Frederick Ritter! Lousy con artist hasbeen! Oscar lashed out, fist flying. But Fred caught his fist and slammed him back against the wreckage of his car. He'd learned how to fight back, too. "Watch it, Dink. You're outmatched."
   Schmendrics could feel himself tiring. The earlier beating he'd dealt to Johnny, and his injuries from the crash, was contributing to him slowing down. He should've taken up those free boxing classes after all. Now it was Johnny's turn to take the offensive. Schmendrics found himself steadily forced back with every strike Johnny landed on his parried weapon. The robot boy was aware of Schmendric's growing exhaustion, but the human tried valiantly to conceal it.

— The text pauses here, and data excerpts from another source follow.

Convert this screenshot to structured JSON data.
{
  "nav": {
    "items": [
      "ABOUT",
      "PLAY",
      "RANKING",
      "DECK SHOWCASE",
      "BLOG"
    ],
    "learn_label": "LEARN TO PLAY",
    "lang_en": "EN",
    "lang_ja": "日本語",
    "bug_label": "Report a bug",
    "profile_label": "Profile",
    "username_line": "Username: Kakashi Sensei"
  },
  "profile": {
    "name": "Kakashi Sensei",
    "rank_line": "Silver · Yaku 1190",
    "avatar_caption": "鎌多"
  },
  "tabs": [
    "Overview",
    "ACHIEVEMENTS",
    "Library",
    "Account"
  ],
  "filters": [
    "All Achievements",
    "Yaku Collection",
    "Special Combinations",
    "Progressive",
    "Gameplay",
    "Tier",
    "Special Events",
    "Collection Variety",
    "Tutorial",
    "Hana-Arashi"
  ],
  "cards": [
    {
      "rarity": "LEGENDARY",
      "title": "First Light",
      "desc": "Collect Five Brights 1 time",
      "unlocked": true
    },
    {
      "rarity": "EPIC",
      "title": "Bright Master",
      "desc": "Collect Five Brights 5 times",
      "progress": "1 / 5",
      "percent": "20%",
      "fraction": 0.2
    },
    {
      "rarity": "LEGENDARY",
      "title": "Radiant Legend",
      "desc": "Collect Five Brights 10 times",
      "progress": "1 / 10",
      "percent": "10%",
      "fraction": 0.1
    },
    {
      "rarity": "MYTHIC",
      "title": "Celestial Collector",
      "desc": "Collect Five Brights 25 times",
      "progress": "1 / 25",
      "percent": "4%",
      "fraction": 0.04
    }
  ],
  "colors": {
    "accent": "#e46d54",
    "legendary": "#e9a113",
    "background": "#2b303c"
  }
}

   "You know what I'm gonna do to you?" Schmendrics growled while he and Johnny wrestled one way and the other, crowbars locked together.
   Johnny shoved him backward. "Tell your mamma!" he let go of his weapon and Schmendrics fell heavily to the ground. His look of humiliated rage slowly turned to fear. "Saunders, you useless bastard! Help me!"
   Johnny loomed threateningly over him.
   Saunders had to do something! If he didn't the robot freak would most likely kill Schmendrics, and Saunders didn't want to witnes
s that!
   "Hey you, Freakazoid!" he bleated at the robot. Like Oscar, he knew how much the machine had wised up to their brutality. He'd rather
avoid receiving the beating he deserved, thankyou. But maybe he could distract the bug-eyed geek long enough so Schmendrics could take him down from behind. They got away with it the first time, why not again? "I got an error message for you!"
   Johnny spun around. "Whaaaat?" he snarled, his attention now diverted from helpless Schmendrics.
   "Your cold tubes need major upgrading!" Saunders shouted. "You're an obselete piece of junk!"
   Johnny Five straightened up and put his hands up to his head. He waved them back and forth. "Oh, I'm like, just SOOO upset, you know?" he said teasingly, impersonating Goofy's dopy voice.
   He didn't see Schmendrics creep quietly to his feet, directly behind him.